Skin cancer removal should be performed by a dermatologic surgeon and board-certified dermatologist. The tumor must be fully removed to prevent a chance of recurrence. Depending on the location, size, nature and type of skin cancer, the doctor will make a diagnosis and prepare a treatment plan for removal of the tumor.
Surgery for skin cancer is a common procedure. If the tumor is small and uncomplicated, a local anesthetic may be used. For larger tumors will need an operation.
Types of Surgical Removal for Cancerous Skin Tissue and Tumors:
- Curettage and Electrosurgery
- Mohs Micrographic Surgery
- Wide Local Excision (To Remove Melanoma Mostly)
- Skin Grafting
- Lymph Node Removal in cases of metastasis
If you or a loved one has been diagnosed with a type of skin cancer including but not limited to basal cell, squamous cell, melanoma or other deadlier forms of skin cancer, consult with one of skin cancer surgeons and dermatologists regarding the best course of treatment for you.
If you are an individual who notices new growths of moles frequently due to natural disposition, genetics or even sun exposure, it is important to keep an eye on such developments on your skin. Even old moles that were once examined by a dermatologist, should be re-examined annually for changes in shape, size, texture and elevation.
While moles themselves result from the growth of pigment cells called melanocytes which grow in clusters. Common moles are typically 5 mm wide in a round or oval shape, and have a smooth surface. Common moles can evolve into cancerous moles called melanoma. Melanoma is a serious type of skin cancer.

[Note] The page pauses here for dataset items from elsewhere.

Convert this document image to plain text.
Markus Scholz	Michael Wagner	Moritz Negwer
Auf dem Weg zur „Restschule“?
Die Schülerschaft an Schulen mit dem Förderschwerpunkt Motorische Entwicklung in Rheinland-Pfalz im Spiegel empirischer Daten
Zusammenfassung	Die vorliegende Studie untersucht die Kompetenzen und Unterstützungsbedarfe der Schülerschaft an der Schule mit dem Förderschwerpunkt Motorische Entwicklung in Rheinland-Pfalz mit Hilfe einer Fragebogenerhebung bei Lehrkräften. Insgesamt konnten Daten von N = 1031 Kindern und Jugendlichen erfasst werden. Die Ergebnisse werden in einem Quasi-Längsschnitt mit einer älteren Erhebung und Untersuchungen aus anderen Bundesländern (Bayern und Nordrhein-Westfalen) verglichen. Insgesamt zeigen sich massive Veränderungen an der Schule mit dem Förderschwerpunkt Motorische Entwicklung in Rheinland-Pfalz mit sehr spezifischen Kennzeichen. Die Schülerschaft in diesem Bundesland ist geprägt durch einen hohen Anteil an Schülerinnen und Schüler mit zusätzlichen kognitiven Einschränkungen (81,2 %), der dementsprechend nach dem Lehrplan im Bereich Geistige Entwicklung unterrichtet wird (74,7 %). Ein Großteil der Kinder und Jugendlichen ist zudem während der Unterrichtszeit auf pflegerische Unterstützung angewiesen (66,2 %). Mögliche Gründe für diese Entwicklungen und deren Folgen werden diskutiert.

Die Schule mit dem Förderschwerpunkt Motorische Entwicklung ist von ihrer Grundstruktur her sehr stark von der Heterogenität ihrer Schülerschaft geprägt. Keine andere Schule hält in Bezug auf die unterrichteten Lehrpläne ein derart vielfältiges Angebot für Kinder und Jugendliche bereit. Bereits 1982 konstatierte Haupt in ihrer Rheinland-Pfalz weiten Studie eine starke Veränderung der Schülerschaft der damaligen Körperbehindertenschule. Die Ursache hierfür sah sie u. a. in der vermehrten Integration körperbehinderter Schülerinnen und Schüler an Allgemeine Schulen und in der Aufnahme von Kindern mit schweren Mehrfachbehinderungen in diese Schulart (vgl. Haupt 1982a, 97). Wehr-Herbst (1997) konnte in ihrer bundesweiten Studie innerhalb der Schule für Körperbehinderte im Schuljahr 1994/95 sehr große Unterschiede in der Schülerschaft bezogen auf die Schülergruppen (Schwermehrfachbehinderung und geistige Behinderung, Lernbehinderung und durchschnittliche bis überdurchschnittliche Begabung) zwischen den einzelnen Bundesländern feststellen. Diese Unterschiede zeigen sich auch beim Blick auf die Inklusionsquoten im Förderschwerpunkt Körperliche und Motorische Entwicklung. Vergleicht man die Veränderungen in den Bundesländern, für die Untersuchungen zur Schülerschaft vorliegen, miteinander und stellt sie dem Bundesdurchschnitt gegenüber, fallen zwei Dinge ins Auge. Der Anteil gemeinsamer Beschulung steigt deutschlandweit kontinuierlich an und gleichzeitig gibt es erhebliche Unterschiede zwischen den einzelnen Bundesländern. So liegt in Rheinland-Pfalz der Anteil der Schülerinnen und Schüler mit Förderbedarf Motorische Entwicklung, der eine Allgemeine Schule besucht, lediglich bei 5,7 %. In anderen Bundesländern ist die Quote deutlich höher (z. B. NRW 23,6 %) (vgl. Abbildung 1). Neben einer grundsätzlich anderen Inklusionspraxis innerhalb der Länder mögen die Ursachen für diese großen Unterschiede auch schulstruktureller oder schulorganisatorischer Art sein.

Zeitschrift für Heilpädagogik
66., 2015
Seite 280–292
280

Individuals with over 50 moles are at increased risk for developing this type of cancer.
Things to Watch Out For
If your mole changes in color, size, texture, height or the skin’s surface becomes dry or scaly, you should let your doctor know. If the mole becomes hardened or lumpy, starts to itch or bleeds or oozes, those are also warning signs of an evolving mole.
Dysplastic Nevus is a Mole that Looks Different from a Common One
If your mole is larger than 5 mm, and is a mixture of various colors including pink and dark brown you should have your dermatologist examine your skin. This type of mole is called dysplastic nevus.
In the event, your evaluation or examination lead your doctor to assess that the mole should be removed, a biopsy will be performed.
Sun exposure can create and expand the development of cancerous cells. Since the sun’s UV light causes damage to the skin and eyes, there are warning signs to be on the lookout for. Click here to learn more about skin cancer, the removal methods, the types of cancer cells and more.
Sun exposure can cause benign tumors. If you notice freckles, yellow discoloration, pigmentation that is botchy or patchy, or dilated blood vessels under the skin, you may want to be seen by a board-certified dermatologist. Skin lesions can also develop in various forms prior to turning into full blown skin cancer. Such precancerous skin lesions include actinic keratosis which is typically found on the face, ears, scalp, arms and legs.